Why was the signal detection of in situ
hybridised probes via quantum dots comparatively lower on the chromosomes of plants when the application of this technique to mammalian chromosomes was efficient? We suspect that lack of labels on chromosomes could be due to sterical hinderance of the rather large quantum dots into the more densely packed plant chromatin, compared to animal chromatin [22
]. Further, the formamide treatment required for in situ
hybridisation of chromosomes causes considerable changes in the chromatin structure [23
], which could negatively influence the accessibility of chromatin. Measurement of the size of the quantum dots revealed a diameter of 15 nm per dot (Fig. ), whereas that of Alexa 488-streptavidin is only 0.6 nm, suggesting a much greater capability to penetrate chromatin. Notably, a size dependence on the accessibility of immunoreactants in fixed chromatin was discussed for immunogold markers [24
]. These results suggested that, for sterical reasons, the immunolabelling of plant chromosomes could be performed with 1.4 nm Nanogold-labelled antibodies, but not with 10 nm gold-labelled antibodies.

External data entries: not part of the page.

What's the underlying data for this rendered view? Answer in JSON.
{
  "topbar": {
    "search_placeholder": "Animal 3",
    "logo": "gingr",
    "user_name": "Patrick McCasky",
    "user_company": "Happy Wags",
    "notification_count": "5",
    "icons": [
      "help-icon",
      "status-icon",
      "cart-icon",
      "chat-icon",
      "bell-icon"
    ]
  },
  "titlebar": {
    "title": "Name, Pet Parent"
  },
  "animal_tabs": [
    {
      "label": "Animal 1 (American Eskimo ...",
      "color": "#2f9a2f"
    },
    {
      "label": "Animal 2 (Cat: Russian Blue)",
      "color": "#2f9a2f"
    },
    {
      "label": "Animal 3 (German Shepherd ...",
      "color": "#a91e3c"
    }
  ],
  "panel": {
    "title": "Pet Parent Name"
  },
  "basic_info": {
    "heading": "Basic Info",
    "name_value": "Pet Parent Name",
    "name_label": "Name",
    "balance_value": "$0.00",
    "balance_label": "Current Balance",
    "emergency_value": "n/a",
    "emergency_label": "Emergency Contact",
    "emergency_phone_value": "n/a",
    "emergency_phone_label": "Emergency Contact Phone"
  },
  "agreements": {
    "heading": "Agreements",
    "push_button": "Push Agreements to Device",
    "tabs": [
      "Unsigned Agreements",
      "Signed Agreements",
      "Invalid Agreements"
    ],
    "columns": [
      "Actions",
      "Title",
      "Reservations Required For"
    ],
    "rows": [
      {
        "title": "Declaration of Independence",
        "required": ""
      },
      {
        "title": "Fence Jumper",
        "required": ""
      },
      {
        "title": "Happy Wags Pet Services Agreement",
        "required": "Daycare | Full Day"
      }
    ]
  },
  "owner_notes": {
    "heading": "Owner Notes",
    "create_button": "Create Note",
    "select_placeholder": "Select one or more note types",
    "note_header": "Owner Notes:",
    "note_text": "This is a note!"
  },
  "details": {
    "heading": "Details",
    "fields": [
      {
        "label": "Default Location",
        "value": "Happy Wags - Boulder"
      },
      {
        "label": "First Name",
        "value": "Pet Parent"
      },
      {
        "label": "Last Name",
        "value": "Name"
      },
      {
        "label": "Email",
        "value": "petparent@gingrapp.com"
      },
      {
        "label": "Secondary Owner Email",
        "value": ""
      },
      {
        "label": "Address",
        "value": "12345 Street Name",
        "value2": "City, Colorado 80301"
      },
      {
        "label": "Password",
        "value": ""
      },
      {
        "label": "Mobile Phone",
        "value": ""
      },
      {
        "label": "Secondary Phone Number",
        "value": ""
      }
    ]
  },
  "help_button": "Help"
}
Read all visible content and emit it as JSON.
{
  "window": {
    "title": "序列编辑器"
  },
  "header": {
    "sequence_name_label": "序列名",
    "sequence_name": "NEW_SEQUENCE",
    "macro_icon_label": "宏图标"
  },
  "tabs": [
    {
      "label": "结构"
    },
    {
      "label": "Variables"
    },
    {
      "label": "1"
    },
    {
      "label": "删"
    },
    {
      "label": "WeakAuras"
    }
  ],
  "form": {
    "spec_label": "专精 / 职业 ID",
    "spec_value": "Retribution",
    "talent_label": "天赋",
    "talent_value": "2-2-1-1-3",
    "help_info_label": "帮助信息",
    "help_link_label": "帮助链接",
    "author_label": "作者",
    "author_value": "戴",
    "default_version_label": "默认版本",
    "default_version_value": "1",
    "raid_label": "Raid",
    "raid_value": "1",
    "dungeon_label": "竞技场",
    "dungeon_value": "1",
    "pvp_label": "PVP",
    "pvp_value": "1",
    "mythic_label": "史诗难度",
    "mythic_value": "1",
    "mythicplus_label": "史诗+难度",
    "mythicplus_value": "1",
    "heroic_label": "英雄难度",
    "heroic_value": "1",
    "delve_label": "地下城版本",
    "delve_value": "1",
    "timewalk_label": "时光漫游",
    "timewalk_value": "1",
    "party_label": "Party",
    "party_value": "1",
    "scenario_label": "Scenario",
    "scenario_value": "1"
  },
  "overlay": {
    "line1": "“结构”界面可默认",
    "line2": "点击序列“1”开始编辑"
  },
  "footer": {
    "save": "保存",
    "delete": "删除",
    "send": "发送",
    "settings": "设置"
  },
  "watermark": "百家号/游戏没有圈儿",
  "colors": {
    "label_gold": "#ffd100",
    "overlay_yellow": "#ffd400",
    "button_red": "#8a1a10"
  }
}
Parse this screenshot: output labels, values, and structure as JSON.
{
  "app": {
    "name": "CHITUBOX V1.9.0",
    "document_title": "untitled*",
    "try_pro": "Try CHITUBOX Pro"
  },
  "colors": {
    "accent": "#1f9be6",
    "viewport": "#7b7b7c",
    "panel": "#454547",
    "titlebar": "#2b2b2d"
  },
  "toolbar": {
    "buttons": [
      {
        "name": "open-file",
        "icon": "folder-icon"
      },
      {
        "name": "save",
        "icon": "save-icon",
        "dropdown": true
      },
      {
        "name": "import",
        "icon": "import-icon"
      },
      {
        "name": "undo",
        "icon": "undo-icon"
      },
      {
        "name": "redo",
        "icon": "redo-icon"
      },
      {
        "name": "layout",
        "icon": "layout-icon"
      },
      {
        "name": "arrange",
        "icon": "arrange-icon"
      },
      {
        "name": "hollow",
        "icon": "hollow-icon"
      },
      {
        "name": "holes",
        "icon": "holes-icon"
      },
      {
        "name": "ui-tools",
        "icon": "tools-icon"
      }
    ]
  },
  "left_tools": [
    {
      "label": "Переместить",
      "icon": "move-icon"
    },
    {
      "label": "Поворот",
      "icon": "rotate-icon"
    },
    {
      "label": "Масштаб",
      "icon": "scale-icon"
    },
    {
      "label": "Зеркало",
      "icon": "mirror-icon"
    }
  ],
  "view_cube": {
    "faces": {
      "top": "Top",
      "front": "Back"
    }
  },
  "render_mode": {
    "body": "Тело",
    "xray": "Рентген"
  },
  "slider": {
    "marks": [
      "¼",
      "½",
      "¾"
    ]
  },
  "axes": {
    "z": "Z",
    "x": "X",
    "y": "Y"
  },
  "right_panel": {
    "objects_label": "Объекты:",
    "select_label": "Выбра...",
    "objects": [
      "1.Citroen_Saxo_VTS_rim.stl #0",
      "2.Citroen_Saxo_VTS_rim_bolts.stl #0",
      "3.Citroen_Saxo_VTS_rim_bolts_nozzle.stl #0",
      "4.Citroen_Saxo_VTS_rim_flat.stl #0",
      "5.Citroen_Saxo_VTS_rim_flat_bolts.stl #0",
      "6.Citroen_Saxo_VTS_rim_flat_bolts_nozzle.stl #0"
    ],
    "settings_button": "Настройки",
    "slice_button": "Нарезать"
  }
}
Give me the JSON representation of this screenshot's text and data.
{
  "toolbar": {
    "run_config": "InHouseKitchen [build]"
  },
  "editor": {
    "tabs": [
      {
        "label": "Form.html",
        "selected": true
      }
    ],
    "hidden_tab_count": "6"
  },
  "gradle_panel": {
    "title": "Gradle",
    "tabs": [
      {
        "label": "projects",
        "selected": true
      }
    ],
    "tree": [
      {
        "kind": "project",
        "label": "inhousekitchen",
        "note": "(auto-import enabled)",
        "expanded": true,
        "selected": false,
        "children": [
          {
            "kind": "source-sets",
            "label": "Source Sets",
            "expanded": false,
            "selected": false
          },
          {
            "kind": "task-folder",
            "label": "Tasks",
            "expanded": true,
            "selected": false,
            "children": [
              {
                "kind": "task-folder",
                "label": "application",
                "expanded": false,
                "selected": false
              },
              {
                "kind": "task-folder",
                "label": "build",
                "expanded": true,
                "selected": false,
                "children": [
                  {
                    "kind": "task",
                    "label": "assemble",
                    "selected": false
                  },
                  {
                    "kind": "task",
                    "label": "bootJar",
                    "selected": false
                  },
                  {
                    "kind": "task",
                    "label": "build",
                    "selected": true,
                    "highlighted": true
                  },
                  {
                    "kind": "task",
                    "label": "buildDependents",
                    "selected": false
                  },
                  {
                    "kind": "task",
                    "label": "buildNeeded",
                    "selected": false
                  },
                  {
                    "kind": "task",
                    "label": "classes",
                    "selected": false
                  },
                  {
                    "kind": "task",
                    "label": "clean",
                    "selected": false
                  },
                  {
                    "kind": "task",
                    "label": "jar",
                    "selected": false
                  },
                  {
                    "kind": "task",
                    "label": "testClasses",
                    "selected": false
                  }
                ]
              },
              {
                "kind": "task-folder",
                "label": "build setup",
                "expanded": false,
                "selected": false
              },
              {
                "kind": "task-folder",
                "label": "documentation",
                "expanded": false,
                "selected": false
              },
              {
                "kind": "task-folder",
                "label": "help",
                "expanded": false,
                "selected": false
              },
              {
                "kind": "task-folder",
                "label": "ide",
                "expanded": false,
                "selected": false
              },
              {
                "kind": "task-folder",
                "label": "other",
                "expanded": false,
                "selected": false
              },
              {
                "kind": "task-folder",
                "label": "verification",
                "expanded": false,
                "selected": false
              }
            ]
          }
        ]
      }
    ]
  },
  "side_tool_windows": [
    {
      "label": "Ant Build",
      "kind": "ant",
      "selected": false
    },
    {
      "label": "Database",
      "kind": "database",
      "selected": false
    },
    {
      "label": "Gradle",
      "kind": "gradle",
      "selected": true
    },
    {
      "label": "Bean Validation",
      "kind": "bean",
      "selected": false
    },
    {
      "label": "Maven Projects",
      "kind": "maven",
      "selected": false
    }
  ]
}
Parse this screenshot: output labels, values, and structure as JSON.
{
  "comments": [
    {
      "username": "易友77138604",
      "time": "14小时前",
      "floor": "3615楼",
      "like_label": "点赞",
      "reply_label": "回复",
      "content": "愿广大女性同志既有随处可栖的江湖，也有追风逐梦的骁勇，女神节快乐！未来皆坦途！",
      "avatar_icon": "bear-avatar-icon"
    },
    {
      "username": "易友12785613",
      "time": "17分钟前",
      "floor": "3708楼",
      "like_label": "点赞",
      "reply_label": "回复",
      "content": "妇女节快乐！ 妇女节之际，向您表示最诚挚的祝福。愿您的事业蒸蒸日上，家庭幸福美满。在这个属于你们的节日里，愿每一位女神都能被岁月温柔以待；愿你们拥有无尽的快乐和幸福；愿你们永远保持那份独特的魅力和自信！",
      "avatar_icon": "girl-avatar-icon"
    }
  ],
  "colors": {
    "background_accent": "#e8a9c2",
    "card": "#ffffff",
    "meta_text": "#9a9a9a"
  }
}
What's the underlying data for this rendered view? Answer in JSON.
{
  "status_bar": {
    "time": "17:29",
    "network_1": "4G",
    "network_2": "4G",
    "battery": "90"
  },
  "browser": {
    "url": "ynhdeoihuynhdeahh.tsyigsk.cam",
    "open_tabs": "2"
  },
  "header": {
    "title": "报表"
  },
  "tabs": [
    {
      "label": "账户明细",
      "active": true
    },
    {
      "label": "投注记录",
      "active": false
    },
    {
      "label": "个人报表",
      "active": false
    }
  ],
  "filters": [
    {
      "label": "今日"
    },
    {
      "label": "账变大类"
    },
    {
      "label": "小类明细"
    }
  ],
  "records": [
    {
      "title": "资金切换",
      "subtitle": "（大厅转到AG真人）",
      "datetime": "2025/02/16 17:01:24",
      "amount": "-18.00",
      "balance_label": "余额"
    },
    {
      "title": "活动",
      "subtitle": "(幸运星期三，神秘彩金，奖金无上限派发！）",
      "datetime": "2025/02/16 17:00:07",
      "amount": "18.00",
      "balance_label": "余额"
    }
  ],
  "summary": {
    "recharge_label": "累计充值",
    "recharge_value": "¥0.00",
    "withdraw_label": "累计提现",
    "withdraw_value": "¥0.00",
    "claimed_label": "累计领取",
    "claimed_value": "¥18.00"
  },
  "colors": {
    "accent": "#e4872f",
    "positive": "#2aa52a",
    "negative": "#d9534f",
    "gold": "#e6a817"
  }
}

Transmission electron micrograph of the QD 565 streptavidin conjugate after negative staining reveals a particle size of 15 nm. Further enlarged quantum dots are shown in square inset.
In summary, while quantum dot-based immunodetection is a promising new tool in plant science, it seems that problems of handling the nanocrystals occur in FISH experiments with plant chromosomes. We suggest that these large semiconductor nanocrystal fluorophores suffer from steric hinderances which preclude their use in in situ hybridisation to plant chromatin.